Montesquieu consideró la separación de poderes entre el ejecutivo, el legislativo y el judicial como un elemento indispensable en la democracia, lo que fue rápidamente adoptado en occidente y, aunque con dificultades, impera en los países civilizados. Es una mecánica para que no se pueda abusar del poder.
El título V de la Constitución colombiana se refiere a la organización del Estado y establece que “son ramas del poder público la legislativa, la ejecutiva y la judicial” y que, aunque hay otros órganos autónomos e independientes -como el Banco de la República-, todos “colaboran armónicamente para la realización de los fines” del Estado (art. 113).
Este planteamiento se ha vuelto en Colombia una falsedad, desde que la Corte constituyente y legislativa ha concentrado en su sabiduría todos los poderes y, con la disculpa de ser la custodia e intérprete de la Constitución, la modifica y da órdenes perentorias a los otros poderes sin que haya perrito que le ladre.
El Congreso, por su parte, acaba de entrar en la misma tónica: aprobó una resolución en la que crea una comisión para intervenir en las relaciones entre Colombia y Venezuela.
La proposición fue presentada por los senadores de la Alianza Verde Jorge Guevara -egresado de la Normal Superior de Florencia, licenciado en ciencias sociales de la Universidad de la Amazonía y abogado de la Universidad Autónoma de Colombia- y Yezid García -ingeniero, sindicalista originario del Polo Democrático Alternativo-- y fue aprobada por unanimidad por la corporación. En ella se ordena “la creación de una comisión bilateral entre los parlamentos de la República de Colombia y la República Bolivariana de Venezuela con el propósito de trabajar -de acuerdo con lo previsto por el artículo 189-2 Superior- de manera conjunta en los siguientes aspectos: 1. Normalización de las Relaciones diplomáticas. 2. Normalización de las Relaciones Comerciales. 3. Verificación de las buenas prácticas comerciales entre nuestros países”.
Sin embargo, es precisamente el artículo 189.2 de la Constitución el que da al presidente de la República, como jefe de Estado y de gobierno y suprema autoridad administrativa, la facultad exclusiva de “dirigir las relaciones internacionales”, atribución en la que el Congreso no puede meter las narices.

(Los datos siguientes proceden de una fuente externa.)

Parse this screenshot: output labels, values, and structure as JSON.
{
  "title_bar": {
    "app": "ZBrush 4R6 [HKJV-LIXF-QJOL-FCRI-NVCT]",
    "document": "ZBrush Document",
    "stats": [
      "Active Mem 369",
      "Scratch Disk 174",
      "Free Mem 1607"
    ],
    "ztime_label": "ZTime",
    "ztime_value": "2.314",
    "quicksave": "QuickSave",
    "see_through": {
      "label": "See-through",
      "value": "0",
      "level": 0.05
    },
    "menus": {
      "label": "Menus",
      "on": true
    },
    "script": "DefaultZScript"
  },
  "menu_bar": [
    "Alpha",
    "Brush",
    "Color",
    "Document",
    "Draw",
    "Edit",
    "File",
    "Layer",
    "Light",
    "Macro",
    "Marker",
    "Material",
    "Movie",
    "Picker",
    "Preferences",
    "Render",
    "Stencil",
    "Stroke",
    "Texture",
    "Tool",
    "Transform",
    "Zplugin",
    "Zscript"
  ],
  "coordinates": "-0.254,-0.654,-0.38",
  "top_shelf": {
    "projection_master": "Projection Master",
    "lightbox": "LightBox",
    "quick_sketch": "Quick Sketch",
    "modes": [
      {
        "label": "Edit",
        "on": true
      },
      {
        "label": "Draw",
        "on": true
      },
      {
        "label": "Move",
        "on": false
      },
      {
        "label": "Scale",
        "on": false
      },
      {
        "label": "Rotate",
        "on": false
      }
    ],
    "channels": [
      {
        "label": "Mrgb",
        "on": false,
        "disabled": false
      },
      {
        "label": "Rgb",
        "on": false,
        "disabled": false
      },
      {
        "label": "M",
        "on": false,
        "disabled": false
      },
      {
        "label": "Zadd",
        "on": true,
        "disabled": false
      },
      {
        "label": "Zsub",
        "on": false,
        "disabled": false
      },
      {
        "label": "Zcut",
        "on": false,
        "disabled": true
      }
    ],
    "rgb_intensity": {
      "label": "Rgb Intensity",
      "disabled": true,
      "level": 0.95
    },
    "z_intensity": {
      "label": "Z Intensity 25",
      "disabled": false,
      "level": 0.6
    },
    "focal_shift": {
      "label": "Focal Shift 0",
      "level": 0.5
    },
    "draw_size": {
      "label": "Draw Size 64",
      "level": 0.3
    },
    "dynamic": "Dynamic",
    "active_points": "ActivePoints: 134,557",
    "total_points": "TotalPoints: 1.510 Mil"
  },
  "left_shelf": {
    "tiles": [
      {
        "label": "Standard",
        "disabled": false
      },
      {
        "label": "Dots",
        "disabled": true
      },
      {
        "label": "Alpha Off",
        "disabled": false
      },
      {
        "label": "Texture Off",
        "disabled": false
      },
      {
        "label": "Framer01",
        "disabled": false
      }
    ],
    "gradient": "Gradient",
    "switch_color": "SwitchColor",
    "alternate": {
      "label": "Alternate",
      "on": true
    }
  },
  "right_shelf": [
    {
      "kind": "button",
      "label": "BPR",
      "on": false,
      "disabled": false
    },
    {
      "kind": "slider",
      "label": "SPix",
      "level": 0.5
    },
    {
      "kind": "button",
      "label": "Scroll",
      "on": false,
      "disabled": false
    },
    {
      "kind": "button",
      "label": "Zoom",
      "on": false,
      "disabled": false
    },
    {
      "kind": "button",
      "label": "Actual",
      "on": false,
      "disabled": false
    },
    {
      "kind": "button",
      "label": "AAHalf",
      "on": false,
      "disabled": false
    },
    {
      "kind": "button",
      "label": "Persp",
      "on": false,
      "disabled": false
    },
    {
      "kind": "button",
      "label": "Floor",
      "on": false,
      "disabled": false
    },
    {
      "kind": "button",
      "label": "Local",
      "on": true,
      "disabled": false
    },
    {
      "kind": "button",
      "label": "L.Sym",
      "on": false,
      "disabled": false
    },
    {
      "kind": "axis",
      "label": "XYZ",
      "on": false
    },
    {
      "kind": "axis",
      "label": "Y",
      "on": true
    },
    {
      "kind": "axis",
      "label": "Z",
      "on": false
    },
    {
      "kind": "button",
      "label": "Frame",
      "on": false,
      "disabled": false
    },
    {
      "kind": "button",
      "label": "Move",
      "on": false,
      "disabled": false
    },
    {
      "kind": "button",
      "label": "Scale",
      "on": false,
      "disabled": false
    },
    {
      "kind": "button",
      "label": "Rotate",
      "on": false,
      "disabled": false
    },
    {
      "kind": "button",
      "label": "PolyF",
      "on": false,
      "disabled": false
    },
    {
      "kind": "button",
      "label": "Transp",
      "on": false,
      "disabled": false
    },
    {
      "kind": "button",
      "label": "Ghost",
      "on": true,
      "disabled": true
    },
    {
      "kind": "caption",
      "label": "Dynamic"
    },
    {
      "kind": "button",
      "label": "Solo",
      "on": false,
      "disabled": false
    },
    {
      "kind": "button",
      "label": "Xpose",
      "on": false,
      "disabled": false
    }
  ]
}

El presidente del senado, Juan Diego Gómez Jiménez -abogado de la Universidad de Medellín- rápidamente transmitió la proposición a la Asamblea venezolana, que respondió, llena de júbilo y con la misma velocidad que sí, que claro, que fijaran día, hora y lugar para desbancar al presidente de Colombia y a su canciller.
Afortunadamente estos salieron rápidamente a decir que las relaciones internacionales son del resorte exclusivo del gobierno. Duque, además, dijo que la de Maduro es una “dictadura oprobiosa, corrupta y narcotraficante” con la cual Colombia no mantiene relaciones.
¿Será que tan avisados “abogados” y tan expertos políticos no entienden la Constitución? Más grave aún, que nadie -la proposición fue aprobada por unanimidad- se dio cuenta de lo que estaban haciendo. No es de sorprenderse porque, cuando se redactó la Constitución del 91, en la que había cinco excancilleres, de los cuales al menos dos -Diego Uribe y Alfredo Vásquez eran “internacionalistas”-, no se dieron cuenta al redactar el artículo 93 de la Constitución -que habla de “tratados ratificados por el Congreso”- que, de acuerdo con el derecho internacional, éste solamente aprueba tratados pero la ratificación corresponde al gobierno.
En una entrevista para este diario, el excanciller Rodrigo Pardo calificó como “positivo este entendimiento” e hizo un llamado para que ambos gobiernos puedan coordinarse entre sí. ¿Para qué? ¿Para que vengan más venezolanos? ¿A qué?